Startup building a new web app: public cloud plus PaaS is often best. It reduces infrastructure administration and supports rapid release cycles.

Enterprise with legacy systems: hybrid cloud is common. Keep some systems on-premises, extend identity and selected workloads to Azure, and migrate in phases.

Regulated organization: choose regions carefully for residency and compliance, enforce governance with Policy and RBAC, and design disaster recovery intentionally rather than assuming region pairs solve it automatically.

Business needing collaboration tools fast: SaaS such as Microsoft 365 fits because the organization wants outcomes, not server administration.
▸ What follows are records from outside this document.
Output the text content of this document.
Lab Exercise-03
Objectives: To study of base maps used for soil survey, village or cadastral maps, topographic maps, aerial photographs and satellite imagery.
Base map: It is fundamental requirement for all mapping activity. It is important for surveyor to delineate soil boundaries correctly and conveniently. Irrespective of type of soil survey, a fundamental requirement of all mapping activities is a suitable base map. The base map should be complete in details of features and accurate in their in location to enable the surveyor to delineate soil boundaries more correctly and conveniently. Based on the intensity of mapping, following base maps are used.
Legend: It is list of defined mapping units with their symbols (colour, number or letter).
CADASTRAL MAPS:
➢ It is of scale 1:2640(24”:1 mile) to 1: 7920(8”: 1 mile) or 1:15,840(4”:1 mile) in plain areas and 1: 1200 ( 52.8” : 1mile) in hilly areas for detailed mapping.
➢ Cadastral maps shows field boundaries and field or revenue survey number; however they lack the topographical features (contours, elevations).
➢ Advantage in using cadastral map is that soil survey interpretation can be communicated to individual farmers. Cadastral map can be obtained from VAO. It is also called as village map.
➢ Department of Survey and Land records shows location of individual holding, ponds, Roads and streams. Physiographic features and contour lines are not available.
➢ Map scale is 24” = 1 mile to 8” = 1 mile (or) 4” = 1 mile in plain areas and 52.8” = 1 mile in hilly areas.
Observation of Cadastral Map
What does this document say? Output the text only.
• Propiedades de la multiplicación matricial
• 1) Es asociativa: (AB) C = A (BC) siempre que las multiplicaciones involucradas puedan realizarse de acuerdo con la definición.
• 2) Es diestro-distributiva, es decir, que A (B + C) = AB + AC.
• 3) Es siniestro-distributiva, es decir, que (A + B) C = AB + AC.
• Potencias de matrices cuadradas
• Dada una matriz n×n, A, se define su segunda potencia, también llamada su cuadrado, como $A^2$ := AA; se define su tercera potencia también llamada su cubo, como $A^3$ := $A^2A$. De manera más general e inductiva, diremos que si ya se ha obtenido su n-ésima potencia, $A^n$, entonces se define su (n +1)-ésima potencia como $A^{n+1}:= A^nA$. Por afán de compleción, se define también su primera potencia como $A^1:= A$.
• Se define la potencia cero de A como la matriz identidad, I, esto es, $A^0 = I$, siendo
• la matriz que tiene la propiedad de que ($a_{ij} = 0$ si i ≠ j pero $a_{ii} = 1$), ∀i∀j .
14. AZ-900 Exam Traps and Rapid Review

Common traps:

  • Cloud does not mean Microsoft manages everything.
  • PaaS does not mean no responsibility.
  • Hybrid is not multi-cloud.
  • Availability Zones are not the same as region pairs.
  • Authentication is not authorization.
  • High availability is not disaster recovery.
Concept What It Means Typical Exam Clue
CapEx Upfront purchase of assets Buy hardware
OpEx Ongoing operating spend Pay as you go
Scalability Ability to change capacity Grow or shrink
Elasticity Rapid, often automatic scaling Automatic response to demand
High availability Keep running during failures Minimize downtime
Disaster recovery Restore after major outage Recovery plan, RTO, RPO
IaaS Most customer management Manage OS and VMs
PaaS Provider manages platform Focus on code
SaaS Finished application Use software directly
RBAC Authorization Who can do what
Azure Policy Governance enforcement Allowed or denied configurations

Final advice: study Cloud Concepts as decisions, not isolated definitions. Ask: what business problem is being solved, what level of control is needed, who is responsible, and what trade-off is acceptable? That mindset is exactly what AZ-900 tests.